Hükümetten Çin’e tavır alıp, Uygur ayrılıkçılığını savunmasını bekleyen Seyit Tümtürk ve Hizbut Tahrir’den sonra şimdi de BBP Genel Başkanı Mustafa Destici hükümeti hedef aldı. Uygur ayrılıkçısı Seyit Tümtürk’ün en sıkı destekçilerinden biri olan Destici, Erdoğan’ın Çin ziyaretlerinde söylediği “Çin’in toprak bütünlüğünden yanayız” sözlerine tepki gösterdi.
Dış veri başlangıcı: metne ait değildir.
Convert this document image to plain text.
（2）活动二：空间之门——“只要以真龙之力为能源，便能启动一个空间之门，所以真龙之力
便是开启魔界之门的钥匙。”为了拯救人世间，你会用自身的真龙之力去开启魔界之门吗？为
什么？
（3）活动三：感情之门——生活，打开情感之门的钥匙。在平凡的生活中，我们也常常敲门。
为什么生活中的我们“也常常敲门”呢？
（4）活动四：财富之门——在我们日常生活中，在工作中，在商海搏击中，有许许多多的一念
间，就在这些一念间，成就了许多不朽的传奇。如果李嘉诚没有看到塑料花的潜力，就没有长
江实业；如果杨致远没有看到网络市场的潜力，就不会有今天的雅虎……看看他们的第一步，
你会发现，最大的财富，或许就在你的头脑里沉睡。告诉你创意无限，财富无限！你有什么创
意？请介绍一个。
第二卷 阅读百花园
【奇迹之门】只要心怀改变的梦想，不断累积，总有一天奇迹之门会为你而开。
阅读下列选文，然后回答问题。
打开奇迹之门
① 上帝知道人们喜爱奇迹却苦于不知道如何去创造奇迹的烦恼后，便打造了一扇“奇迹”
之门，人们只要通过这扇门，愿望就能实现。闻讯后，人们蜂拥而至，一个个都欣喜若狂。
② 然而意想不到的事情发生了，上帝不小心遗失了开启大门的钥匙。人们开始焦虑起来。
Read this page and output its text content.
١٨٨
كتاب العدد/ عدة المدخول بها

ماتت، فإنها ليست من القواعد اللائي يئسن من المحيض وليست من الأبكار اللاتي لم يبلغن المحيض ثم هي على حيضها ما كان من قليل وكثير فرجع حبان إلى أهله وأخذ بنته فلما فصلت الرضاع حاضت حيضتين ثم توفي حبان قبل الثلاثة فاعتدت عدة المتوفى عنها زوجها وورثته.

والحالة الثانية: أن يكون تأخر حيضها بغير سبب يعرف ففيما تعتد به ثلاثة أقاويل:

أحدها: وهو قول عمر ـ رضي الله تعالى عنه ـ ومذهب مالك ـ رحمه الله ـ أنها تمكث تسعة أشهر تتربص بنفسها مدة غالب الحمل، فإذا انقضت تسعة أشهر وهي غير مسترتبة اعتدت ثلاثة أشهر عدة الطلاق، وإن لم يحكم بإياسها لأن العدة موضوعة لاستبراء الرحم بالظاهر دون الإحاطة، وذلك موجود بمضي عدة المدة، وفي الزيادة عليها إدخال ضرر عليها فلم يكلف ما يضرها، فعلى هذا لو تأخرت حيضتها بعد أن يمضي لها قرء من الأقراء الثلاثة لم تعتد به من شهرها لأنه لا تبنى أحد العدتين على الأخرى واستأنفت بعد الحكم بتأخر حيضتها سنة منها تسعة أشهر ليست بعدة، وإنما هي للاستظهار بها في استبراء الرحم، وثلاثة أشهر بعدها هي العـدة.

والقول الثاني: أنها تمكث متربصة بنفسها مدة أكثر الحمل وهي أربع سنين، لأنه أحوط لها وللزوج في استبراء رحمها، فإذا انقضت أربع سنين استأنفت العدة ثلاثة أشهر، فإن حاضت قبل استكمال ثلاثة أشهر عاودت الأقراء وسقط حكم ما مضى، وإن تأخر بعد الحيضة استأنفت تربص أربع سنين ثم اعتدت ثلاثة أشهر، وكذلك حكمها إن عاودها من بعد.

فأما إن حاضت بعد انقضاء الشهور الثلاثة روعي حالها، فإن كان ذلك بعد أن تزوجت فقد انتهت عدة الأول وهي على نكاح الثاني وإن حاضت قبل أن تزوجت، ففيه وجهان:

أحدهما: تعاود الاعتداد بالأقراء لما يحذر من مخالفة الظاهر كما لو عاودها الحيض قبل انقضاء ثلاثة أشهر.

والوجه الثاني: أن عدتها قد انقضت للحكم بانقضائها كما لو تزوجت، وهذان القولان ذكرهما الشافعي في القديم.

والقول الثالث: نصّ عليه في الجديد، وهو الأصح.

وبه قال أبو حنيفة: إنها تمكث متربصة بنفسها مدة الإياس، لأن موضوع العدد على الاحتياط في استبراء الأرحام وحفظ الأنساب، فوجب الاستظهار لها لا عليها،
Türkiye’nin `Doğu Türkistan` konusunda en hassas ülke olması gerektiğini savunan Destici şunları söyledi: “Hiç bir Türkiye Cumhuriyeti Devleti yetkilisi Doğu Türkistan ile ilgili biz Çin’in toprak bütünlüğünden yanayız diyemez. Çünkü Doğu Türkistan’ı Çin işgal etmiştir. Aynen Rusya’nın Kırım’ı işgal ettiği gibi. Kırım hususunda Rusya’nın toprak bütünlüğüne saygı duyuyoruz diyebilir miyiz? Diyemeyiz. ‘Biz Çin’in toprak bütünlüğünden yanayız. Orada haklarını arayanlar teröristlerdir’ dersek Doğu Türkistan’a ihanet ederiz. Bunu hiçbir Türkiye Cumhuriyeti yetkilisi söylememeli. Çin önce çekilsin işgal ettiği topraklardan. Ondan sonra saygı duyalım. Karabağ’ı da içine katarak Ermenistan’ın toprak bütünlüğünden yanayız diyebilir miyiz?”

GERÇEKLERİ SAKLADI

Destici konuşmasında Doğu Türkistan’da kardeşlik ve barış istediklerini, bağımsızlık iddialarının olmadığını söyledi. Ancak Fransa’nın başkenti Paris’te Eylül 2018’de düzenlenen, Destici’nin de katıldığı toplantıda Doğu Türkistan Bağımsızlık Hareketi ve Doğu Türkistan Milli Meclisi kuruldu. Seyit Tümtürk, burada yaptığı konuşmada “Buradaki amaç Doğu Türkistan’ın bağımsızlığı yolunda reel politika üreterek bu konuyu uluslararası ve dünya kamuoyuna anlatacak bir siyasi hareket oluşturmak” demişti. Destici’nin desteklediği Tümtürk, önceki dönem Başkan Yardımcısı olduğu Dünya Uygur Kurultayı internet sitesindeki misyonunda da şunları belirtiyor: “Dünya Uygur Kurultayı, demokratik ilkeler temelinde barışçıl yöntemlerle, Doğu Türkistan halkının demokratik hakları, kişilik ve insan hakları, kendi kaderini tayin etme hakkını (selfdetermination) elde etmek için mücadele eder.”